Mnangagwa’s spokesperson George Charamba said the MDC Alliance could not blame anyone for its problems because it was the one that made the decision to approach the courts.

“I suppose the same president would have advised them to approach the courts, isn’t it?

“When you present your matter in court, you must necessarily respect the outcome, happy or unhappy as the case may be, and that can’t be the responsibility of a non-party to procedures,” Charamba said.

“The president is not a party to the case, so how do you suddenly import a person who is not party to the process, who has not declared an intention to be a litigant?

“How do you suddenly import him to explain your poor showing in the court?”

Charamba said the fact that two judges had different opinions on the status of the MDC Alliance as a political party showed that the judiciary was independent.

Prior to Chitapi’s judgement, High Court judge Justice Munangati Manongwa had observed that MDC Alliance “is a political party with capacity to sue and be sued.”

Munongwa made the observation while granting the MDC Alliance a provisional order to stop the disbursement of $7,5 million under the Political Parties Finance Act to the Khupe-led MDC-T.

“That individual judges will interpret the same law to different conclusions just speaks very well of the bench,” Charamba said.

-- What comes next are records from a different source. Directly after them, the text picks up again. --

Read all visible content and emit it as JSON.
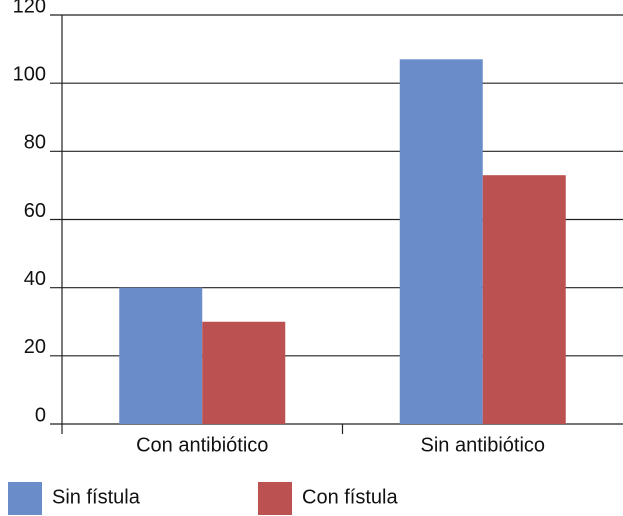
{
  "chart_data": {
    "type": "bar",
    "categories": [
      "Con antibiótico",
      "Sin antibiótico"
    ],
    "series": [
      {
        "name": "Sin fístula",
        "color": "#6a8cc8",
        "values": [
          40,
          107
        ]
      },
      {
        "name": "Con fístula",
        "color": "#bc5152",
        "values": [
          30,
          73
        ]
      }
    ],
    "ylim": [
      0,
      120
    ],
    "yticks": [
      0,
      20,
      40,
      60,
      80,
      100,
      120
    ],
    "grid": true,
    "legend": "bottom"
  }
}
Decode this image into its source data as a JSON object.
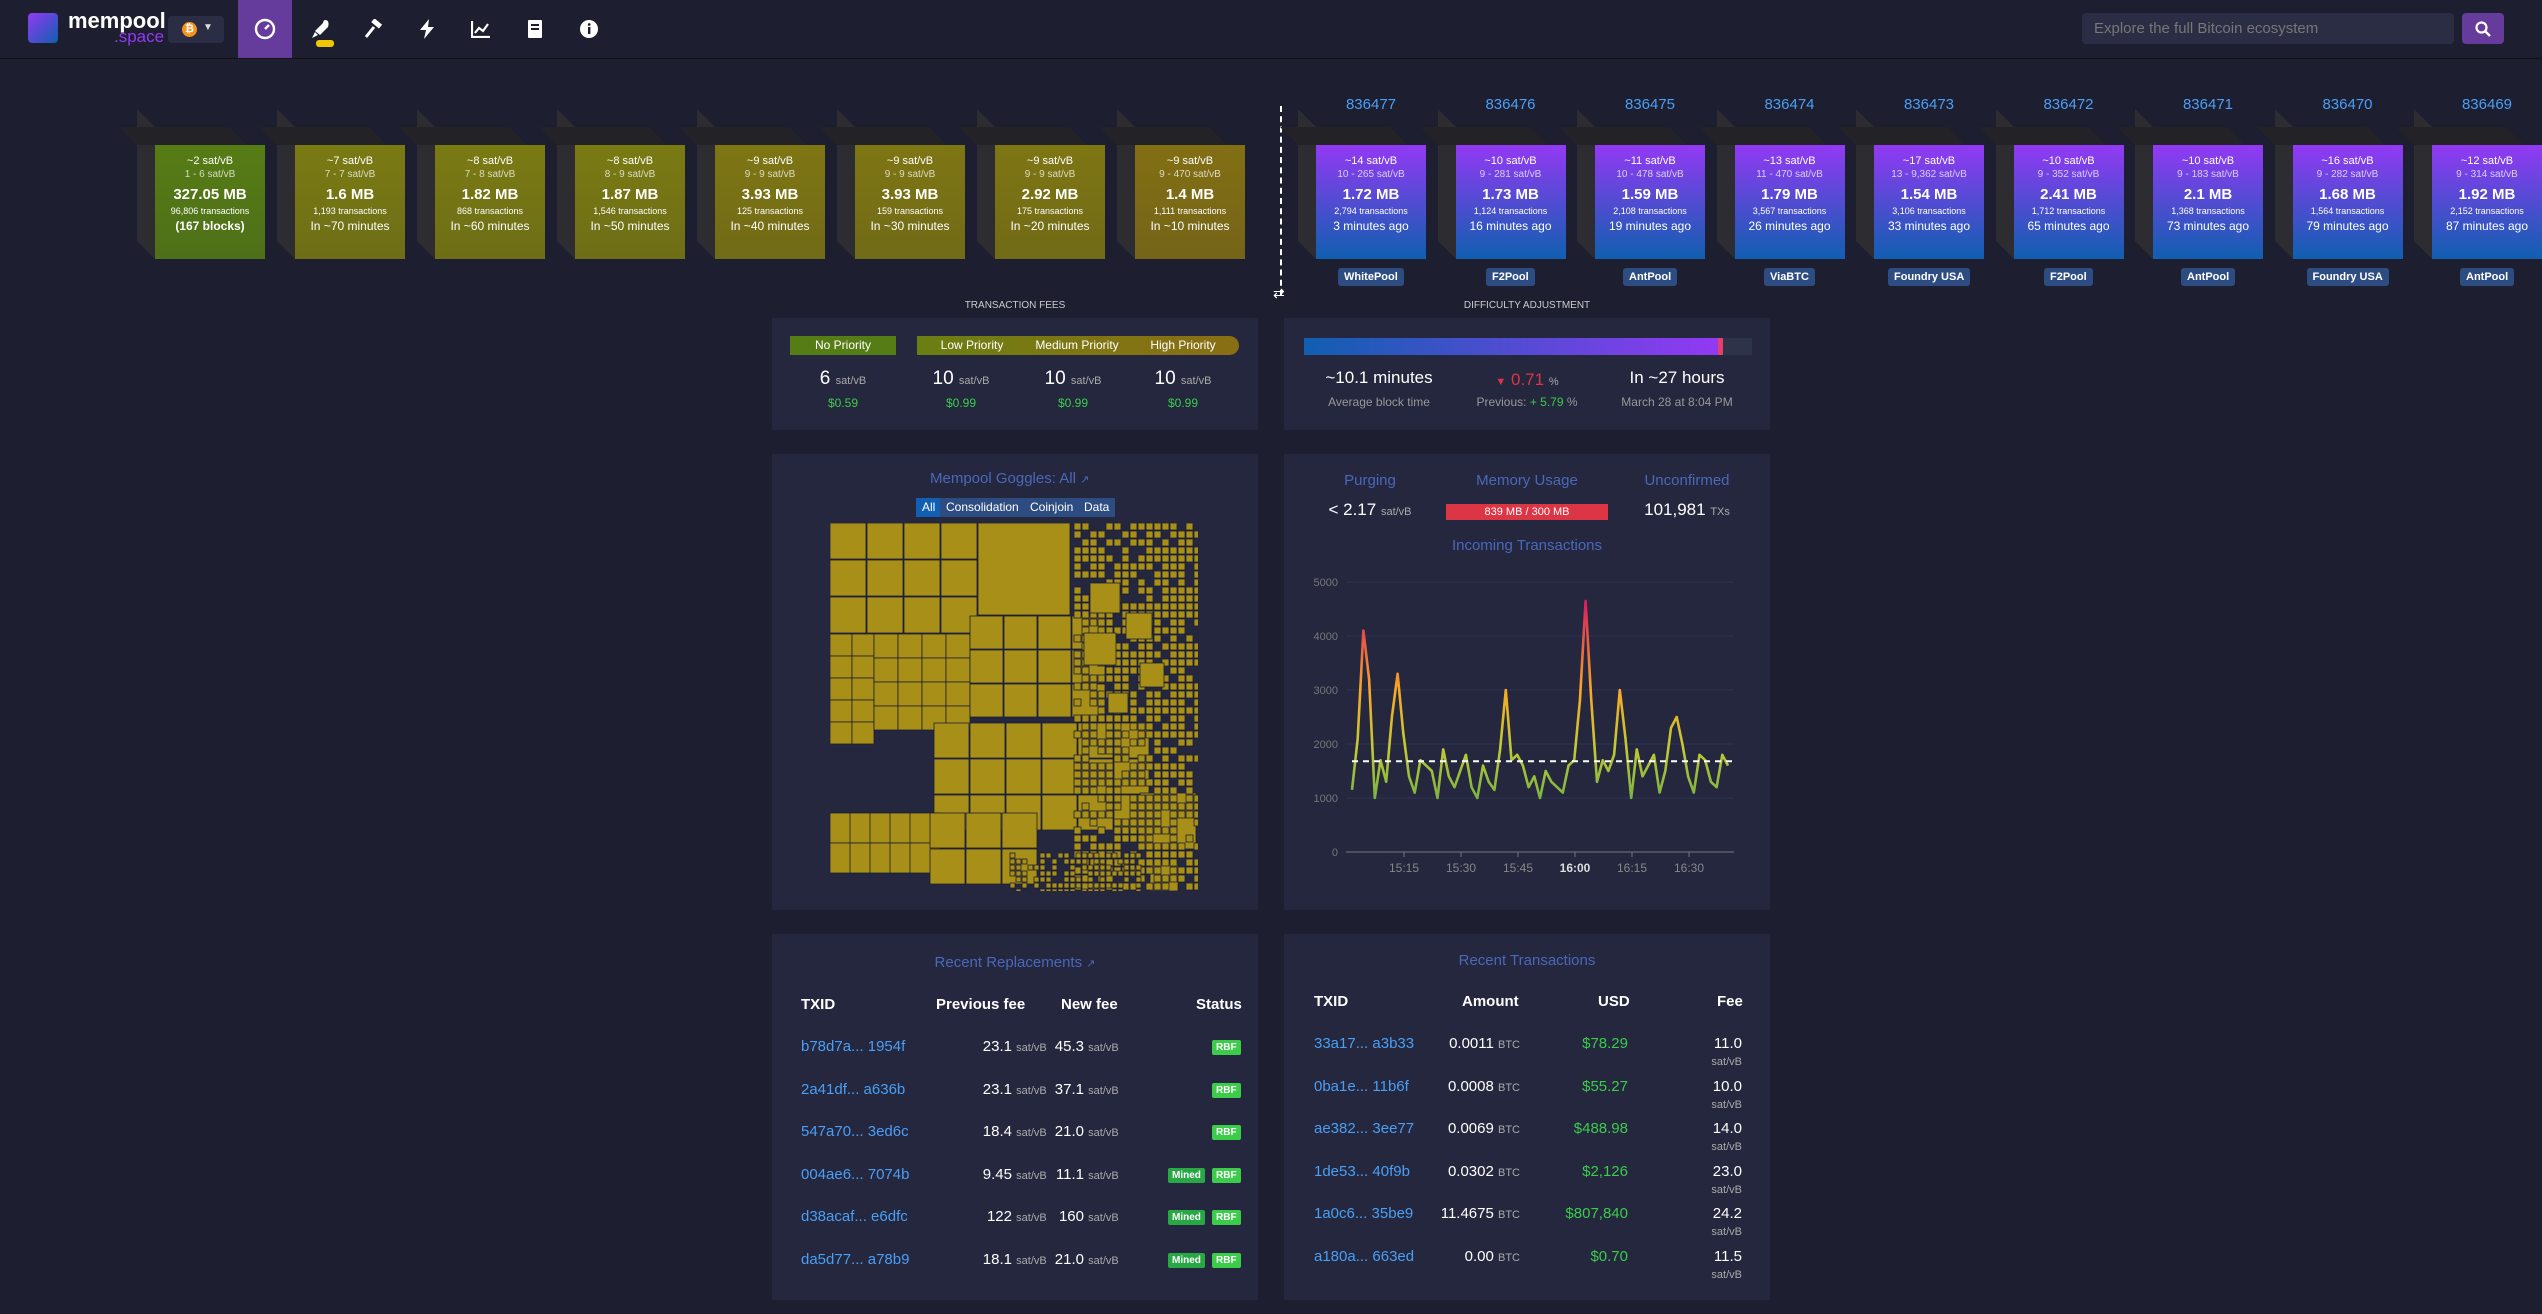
{
  "header": {
    "logo_word": "mempool",
    "logo_suffix": ".space",
    "search_placeholder": "Explore the full Bitcoin ecosystem",
    "nav_icons": [
      "dashboard-icon",
      "rocket-icon",
      "hammer-icon",
      "lightning-icon",
      "graphs-icon",
      "docs-icon",
      "about-icon"
    ]
  },
  "mempool_blocks": [
    {
      "fee": "~2 sat/vB",
      "range": "1 - 6 sat/vB",
      "size": "327.05 MB",
      "tx": "96,806 transactions",
      "eta": "(167 blocks)",
      "color": "#567c15"
    },
    {
      "fee": "~7 sat/vB",
      "range": "7 - 7 sat/vB",
      "size": "1.6 MB",
      "tx": "1,193 transactions",
      "eta": "In ~70 minutes",
      "color": "#7a7a13"
    },
    {
      "fee": "~8 sat/vB",
      "range": "7 - 8 sat/vB",
      "size": "1.82 MB",
      "tx": "868 transactions",
      "eta": "In ~60 minutes",
      "color": "#7a7a13"
    },
    {
      "fee": "~8 sat/vB",
      "range": "8 - 9 sat/vB",
      "size": "1.87 MB",
      "tx": "1,546 transactions",
      "eta": "In ~50 minutes",
      "color": "#7a7a13"
    },
    {
      "fee": "~9 sat/vB",
      "range": "9 - 9 sat/vB",
      "size": "3.93 MB",
      "tx": "125 transactions",
      "eta": "In ~40 minutes",
      "color": "#7e7613"
    },
    {
      "fee": "~9 sat/vB",
      "range": "9 - 9 sat/vB",
      "size": "3.93 MB",
      "tx": "159 transactions",
      "eta": "In ~30 minutes",
      "color": "#7e7613"
    },
    {
      "fee": "~9 sat/vB",
      "range": "9 - 9 sat/vB",
      "size": "2.92 MB",
      "tx": "175 transactions",
      "eta": "In ~20 minutes",
      "color": "#7e7613"
    },
    {
      "fee": "~9 sat/vB",
      "range": "9 - 470 sat/vB",
      "size": "1.4 MB",
      "tx": "1,111 transactions",
      "eta": "In ~10 minutes",
      "color": "#826f14"
    }
  ],
  "mined_blocks": [
    {
      "height": "836477",
      "fee": "~14 sat/vB",
      "range": "10 - 265 sat/vB",
      "size": "1.72 MB",
      "tx": "2,794 transactions",
      "ago": "3 minutes ago",
      "pool": "WhitePool"
    },
    {
      "height": "836476",
      "fee": "~10 sat/vB",
      "range": "9 - 281 sat/vB",
      "size": "1.73 MB",
      "tx": "1,124 transactions",
      "ago": "16 minutes ago",
      "pool": "F2Pool"
    },
    {
      "height": "836475",
      "fee": "~11 sat/vB",
      "range": "10 - 478 sat/vB",
      "size": "1.59 MB",
      "tx": "2,108 transactions",
      "ago": "19 minutes ago",
      "pool": "AntPool"
    },
    {
      "height": "836474",
      "fee": "~13 sat/vB",
      "range": "11 - 470 sat/vB",
      "size": "1.79 MB",
      "tx": "3,567 transactions",
      "ago": "26 minutes ago",
      "pool": "ViaBTC"
    },
    {
      "height": "836473",
      "fee": "~17 sat/vB",
      "range": "13 - 9,362 sat/vB",
      "size": "1.54 MB",
      "tx": "3,106 transactions",
      "ago": "33 minutes ago",
      "pool": "Foundry USA"
    },
    {
      "height": "836472",
      "fee": "~10 sat/vB",
      "range": "9 - 352 sat/vB",
      "size": "2.41 MB",
      "tx": "1,712 transactions",
      "ago": "65 minutes ago",
      "pool": "F2Pool"
    },
    {
      "height": "836471",
      "fee": "~10 sat/vB",
      "range": "9 - 183 sat/vB",
      "size": "2.1 MB",
      "tx": "1,368 transactions",
      "ago": "73 minutes ago",
      "pool": "AntPool"
    },
    {
      "height": "836470",
      "fee": "~16 sat/vB",
      "range": "9 - 282 sat/vB",
      "size": "1.68 MB",
      "tx": "1,564 transactions",
      "ago": "79 minutes ago",
      "pool": "Foundry USA"
    },
    {
      "height": "836469",
      "fee": "~12 sat/vB",
      "range": "9 - 314 sat/vB",
      "size": "1.92 MB",
      "tx": "2,152 transactions",
      "ago": "87 minutes ago",
      "pool": "AntPool"
    }
  ],
  "fees": {
    "title": "TRANSACTION FEES",
    "labels": [
      "No Priority",
      "Low Priority",
      "Medium Priority",
      "High Priority"
    ],
    "values": [
      "6",
      "10",
      "10",
      "10"
    ],
    "unit": "sat/vB",
    "usd": [
      "$0.59",
      "$0.99",
      "$0.99",
      "$0.99"
    ]
  },
  "difficulty": {
    "title": "DIFFICULTY ADJUSTMENT",
    "progress": 0.93,
    "block_time": "~10.1 minutes",
    "block_time_label": "Average block time",
    "change": "0.71",
    "change_unit": "%",
    "previous_label": "Previous:",
    "previous": "+ 5.79",
    "previous_unit": "%",
    "eta": "In ~27 hours",
    "eta_date": "March 28 at 8:04 PM"
  },
  "goggles": {
    "title": "Mempool Goggles: All",
    "tabs": [
      "All",
      "Consolidation",
      "Coinjoin",
      "Data"
    ]
  },
  "stats": {
    "purging_label": "Purging",
    "purging_value": "< 2.17",
    "purging_unit": "sat/vB",
    "memory_label": "Memory Usage",
    "memory_value": "839 MB / 300 MB",
    "memory_fraction": 1.0,
    "unconfirmed_label": "Unconfirmed",
    "unconfirmed_value": "101,981",
    "unconfirmed_unit": "TXs",
    "chart_title": "Incoming Transactions"
  },
  "chart_data": {
    "type": "line",
    "title": "Incoming Transactions",
    "xlabel": "",
    "ylabel": "",
    "ylim": [
      0,
      5000
    ],
    "yticks": [
      "0",
      "1000",
      "2000",
      "3000",
      "4000",
      "5000"
    ],
    "xticks": [
      "15:15",
      "15:30",
      "15:45",
      "16:00",
      "16:15",
      "16:30"
    ],
    "reference_line": 1680,
    "series": [
      {
        "values": [
          1150,
          2100,
          4100,
          3200,
          1000,
          1700,
          1300,
          2500,
          3300,
          2200,
          1400,
          1100,
          1700,
          1600,
          1500,
          1000,
          1900,
          1400,
          1200,
          1500,
          1800,
          1200,
          1000,
          1600,
          1300,
          1150,
          1900,
          3000,
          1700,
          1800,
          1600,
          1200,
          1400,
          1000,
          1500,
          1300,
          1200,
          1100,
          1600,
          1700,
          2800,
          4650,
          2800,
          1300,
          1700,
          1500,
          1800,
          3000,
          2100,
          1000,
          1900,
          1400,
          1600,
          1800,
          1100,
          1500,
          2300,
          2500,
          2000,
          1400,
          1100,
          1800,
          1700,
          1300,
          1200,
          1800,
          1600
        ]
      }
    ]
  },
  "replacements": {
    "title": "Recent Replacements",
    "columns": [
      "TXID",
      "Previous fee",
      "New fee",
      "Status"
    ],
    "unit": "sat/vB",
    "rows": [
      {
        "txid": "b78d7a... 1954f",
        "prev": "23.1",
        "new": "45.3",
        "badges": [
          "RBF"
        ]
      },
      {
        "txid": "2a41df... a636b",
        "prev": "23.1",
        "new": "37.1",
        "badges": [
          "RBF"
        ]
      },
      {
        "txid": "547a70... 3ed6c",
        "prev": "18.4",
        "new": "21.0",
        "badges": [
          "RBF"
        ]
      },
      {
        "txid": "004ae6... 7074b",
        "prev": "9.45",
        "new": "11.1",
        "badges": [
          "Mined",
          "RBF"
        ]
      },
      {
        "txid": "d38acaf... e6dfc",
        "prev": "122",
        "new": "160",
        "badges": [
          "Mined",
          "RBF"
        ]
      },
      {
        "txid": "da5d77... a78b9",
        "prev": "18.1",
        "new": "21.0",
        "badges": [
          "Mined",
          "RBF"
        ]
      }
    ]
  },
  "transactions": {
    "title": "Recent Transactions",
    "columns": [
      "TXID",
      "Amount",
      "USD",
      "Fee"
    ],
    "amount_unit": "BTC",
    "fee_unit": "sat/vB",
    "rows": [
      {
        "txid": "33a17... a3b33",
        "amount": "0.0011",
        "usd": "$78.29",
        "fee": "11.0"
      },
      {
        "txid": "0ba1e... 11b6f",
        "amount": "0.0008",
        "usd": "$55.27",
        "fee": "10.0"
      },
      {
        "txid": "ae382... 3ee77",
        "amount": "0.0069",
        "usd": "$488.98",
        "fee": "14.0"
      },
      {
        "txid": "1de53... 40f9b",
        "amount": "0.0302",
        "usd": "$2,126",
        "fee": "23.0"
      },
      {
        "txid": "1a0c6... 35be9",
        "amount": "11.4675",
        "usd": "$807,840",
        "fee": "24.2"
      },
      {
        "txid": "a180a... 663ed",
        "amount": "0.00",
        "usd": "$0.70",
        "fee": "11.5"
      }
    ]
  },
  "colors": {
    "background": "#1d1f31",
    "card": "#24273e",
    "accent": "#653b9c",
    "link": "#4a9ff5",
    "title_blue": "#4a68b9",
    "green": "#3bcc49",
    "red": "#dc3545",
    "pool_badge": "#2d4d82"
  }
}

“Judges are not choristers, they don’t belong to a choral team, they are individuals who weigh facts before them in light of the law and arrive at conclusions, which may coincide or may be at variance.”

Charamba said there was no need to drag Mnangagwa into a fight he was not part of, saying it “will not increase their fortunes neither will it make them any wiser.”

“In future, if they want to blame the president, they can come and brief him before they go to court,” he said.

MDC Alliance accused MDC-T secretary-general Douglas Mwonzora and his colleagues of working with Zanu PF to destroy the opposition after he sided with Khupe following a Supreme Court judgement early this year that said she was the late Morgan Tsvangirai’s legitimate successor.